House Bill 183, signed by Gov. Matt Bevin, changes that. The new law will go into effect June 29, but small cities like Calvert City are opting out.
Marshall County officials are presenting an ordinance to the Marshal County Fiscal Court to do the same. Neal says it’s all because the state law changed, and the voters didn’t approve that.
"We feel it’s our responsibility at the county level to make sure we uphold what the discussion was back in 2015," Neal explained. He said, if the people want bars, then they will discuss a vote on that.
"It’s up to the people if that’s what they want," Neal said.
Neal explained that Marshall County went wet for several reasons, one of them being tourism. The county is home to part of Kentucky Lake.
Kathy Smith, who has been going to the lake since 1989, said she’s enjoyed the change."Our truck is emptier coming down," Smith said. "We don’t have to bring the liquor. We don’t have to make runs back to Paducah."
The first fiscal year for the county’s alcohol sales is wrapping up, and the tourism industry is reaping the benefits. Moors Resort and Marina owner Mark Woods said he’s had to expand his restaurant since they started serving alcohol. He also said food sales have doubled.
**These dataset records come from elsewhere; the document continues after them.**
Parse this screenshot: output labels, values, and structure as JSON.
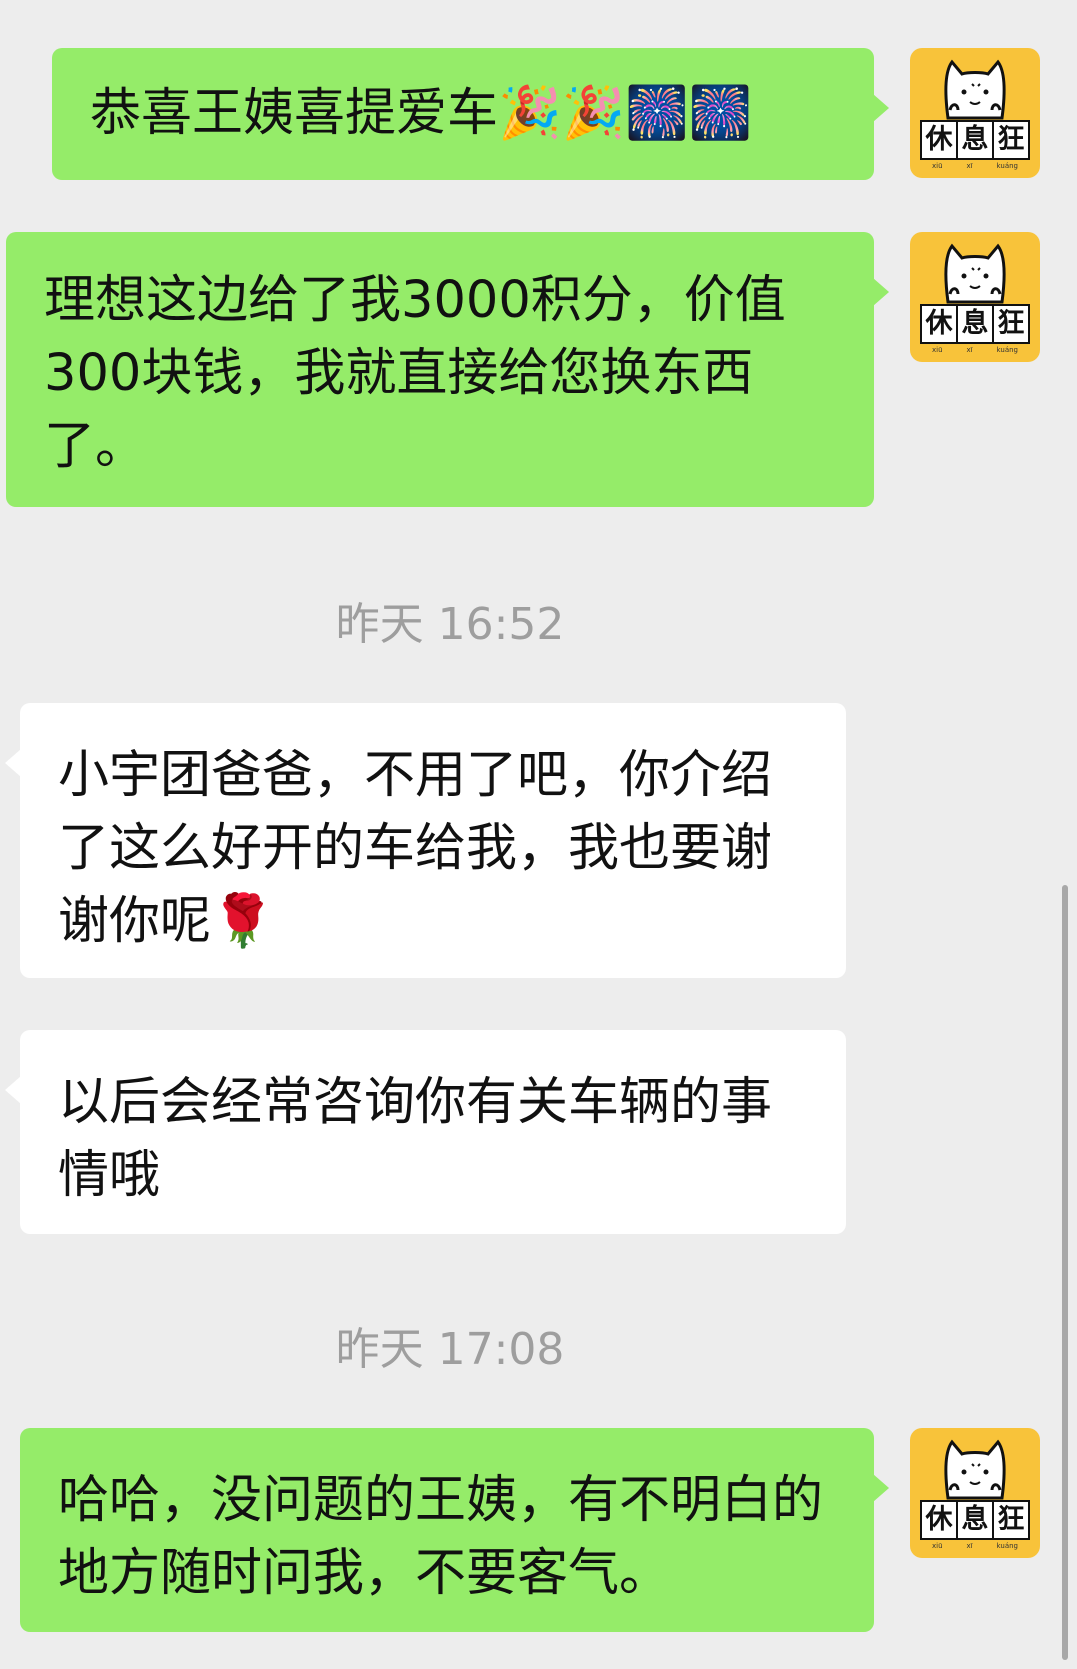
{
  "messages": [
    {
      "text": "恭喜王姨喜提爱车🎉🎉🎆🎆"
    },
    {
      "text": "理想这边给了我3000积分，价值300块钱，我就直接给您换东西了。"
    },
    {
      "text": "小宇团爸爸，不用了吧，你介绍了这么好开的车给我，我也要谢谢你呢🌹"
    },
    {
      "text": "以后会经常咨询你有关车辆的事情哦"
    },
    {
      "text": "哈哈，没问题的王姨，有不明白的地方随时问我，不要客气。"
    }
  ],
  "timestamps": [
    "昨天 16:52",
    "昨天 17:08"
  ],
  "avatar": {
    "icon": "cat-mascot-icon",
    "logo_chars": [
      "休",
      "息",
      "狂"
    ],
    "pinyin": [
      "xiū",
      "xī",
      "kuáng"
    ],
    "background": "#f8c33a"
  },
  "colors": {
    "outgoing_bubble": "#95ec69",
    "incoming_bubble": "#ffffff",
    "background": "#ededed",
    "timestamp": "#9e9e9e"
  }
}
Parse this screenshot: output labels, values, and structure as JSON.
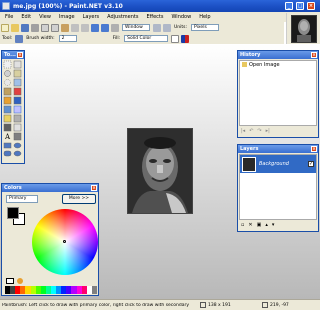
{
  "window": {
    "title": "me.jpg (100%) - Paint.NET v3.10"
  },
  "menu": [
    "File",
    "Edit",
    "View",
    "Image",
    "Layers",
    "Adjustments",
    "Effects",
    "Window",
    "Help"
  ],
  "toolbar1": {
    "window_label": "Window",
    "units_label": "Units:",
    "units_value": "Pixels"
  },
  "toolbar2": {
    "tool_label": "Tool:",
    "brush_width_label": "Brush width:",
    "brush_width_value": "2",
    "fill_label": "Fill:",
    "fill_value": "Solid Color"
  },
  "tools_panel": {
    "title": "To..."
  },
  "history_panel": {
    "title": "History",
    "items": [
      "Open Image"
    ]
  },
  "layers_panel": {
    "title": "Layers",
    "layers": [
      {
        "name": "Background",
        "visible": true
      }
    ]
  },
  "colors_panel": {
    "title": "Colors",
    "mode_value": "Primary",
    "more_label": "More >>"
  },
  "statusbar": {
    "hint": "Paintbrush: Left click to draw with primary color, right click to draw with secondary",
    "image_size": "138 x 191",
    "cursor_pos": "219, -97"
  },
  "colors": {
    "titlebar": "#1b4fc4",
    "panel_bg": "#ece9d8",
    "accent": "#316ac5"
  }
}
The difference between a restaurant that serves alcohol and a bar is that restaurants have to make at least 50 percent of their profits from food sales, whereas a traditional bar doesn’t have that requirement.
The alcohol license they would not allow is called a quota retail drink license, according to Marshall County ABC Administrator Scott Brown.
A new brewery in Benton, Kentucky, is sliding by that ordinance. Dam Brewhaus runs under a malt beverage drink license, which is permitted, and won’t be changed under the ordinance.